6. Development Workflow Insights
Your use of an AI coding assistant for rapid iteration demonstrates modern development practices - using AI for boilerplate while maintaining control over architecture and UX decisions.
ChatGPT
Insight | Why it matters / how readers can apply it |
---|---|
Micro-prompts ≈ micro-commits | You drove the assistant with very small, task-focused prompts (“add a switch”, “make it collapsible”). This mirrors good Git practice: atomic commits and fast feedback. Encourage readers to keep prompts laser-focused; it reduces hallucinations and makes diff-based review trivial. |
Design → a11y → code, not the other way around | You repeatedly paused to ask “Does this meet WCAG?” before finalizing UI pieces. Front-loading accessibility avoids painful retrofits. Call out the specific a11y issues you caught early (keyboard-only upload, aria roles, disabled-state pattern). |
Human-in-the-loop UX for alt text | Instead of a one-click generator, you implemented editable output, context injection, regeneration, and quality hints. This respects that alt text is descriptive writing, not raw inference. Highlight that the AI is a drafting partner, not an oracle. |
Local persistence for iteration | Storing histories in localStorage let you compare versions offline—useful when model calls are metered. Point out this lightweight alternative to databases for single-page tools. |
Vendor agility & fallback strategy | When OpenAI vision failed you toggled to Anthropic with minimal diff. Abstracting the fetch layer (endpoint file, env vars) future-proofs the project and is a live example of “LLM polyglot” design. |
Security basics still apply | Even rapid AI prototyping must respect .gitignore, .env, and example templates. Readers often overlook this when copying tutorial repos—reinforce that habit. |
Early realism about stretch goals | You removed the real-time quality bar when it proved flaky. Blogging about what you decided *not* to ship is valuable: it teaches scope management and honesty over feature-checkbox culture. |
Tooling friction points | Notable hurdles: Svelte two-way binding forbids dynamic contenteditable, event-handler syntax errors, SDK typings. Sharing those fixes saves readers time. |
Prompt patterns | “/ask” to explore options, then “do it” for execution. Calling out this explore → commit cycle shows how to “pair program” with an LLM effectively. |
Progressive disclosure of complexity | You started with a static mock, then added context, then regeneration, then history—each layer unlocked after the previous one felt solid. That incremental reveal keeps cognitive load low for both the AI and the human maintainer. Encourage readers to resist the urge to prompt everything at once. |
The overall experience
I’d say the overall experience of vibe coding something was pretty fun. A little frustrating when it would just kind of do something stupid or just not be able to do what you asked at all. However that is not much different from dealing with people in my opinion.
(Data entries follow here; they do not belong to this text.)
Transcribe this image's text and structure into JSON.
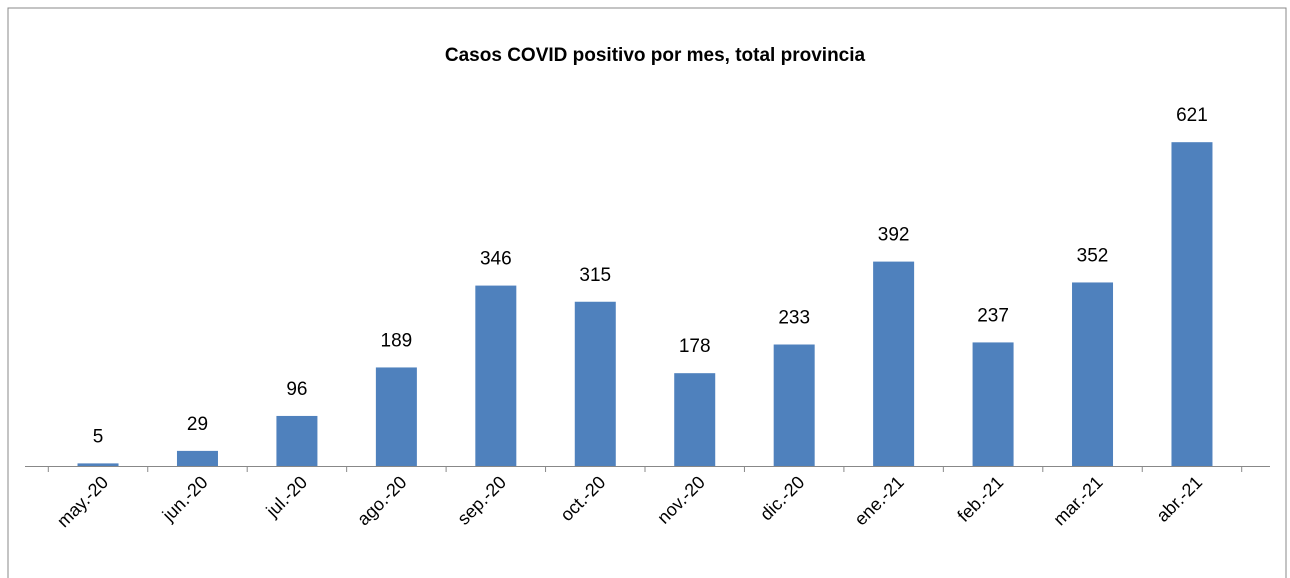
{
  "chart_data": {
    "type": "bar",
    "title": "Casos COVID positivo por mes, total provincia",
    "categories": [
      "may.-20",
      "jun.-20",
      "jul.-20",
      "ago.-20",
      "sep.-20",
      "oct.-20",
      "nov.-20",
      "dic.-20",
      "ene.-21",
      "feb.-21",
      "mar.-21",
      "abr.-21"
    ],
    "values": [
      5,
      29,
      96,
      189,
      346,
      315,
      178,
      233,
      392,
      237,
      352,
      621
    ],
    "color": "#4f81bd",
    "ylim": [
      0,
      700
    ]
  }
}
It wasn’t a super complex project or really a hard project. If I had not used AI it probably would have taken about 1-3 days. I know I would have gotten caught up in the UI parts of it especially the styling part. The longer I would have taken on it, the more scope creep would happen. I recognized from my past personal projects I need to watch adding additional unplanned features. It’s always “while I am doing this I can extend it to do that” or “why not one more crazy idea.”
Coding with AI without a fully structured plan can be pretty tricky and hard. I mentioned earlier that I do use Aider at work but we have a plan, designs and a product to make. If you let the vibe coding get out of hand you will get a lot of weird code and kind of waste money because you will find yourself going 2 steps forward 1 step back.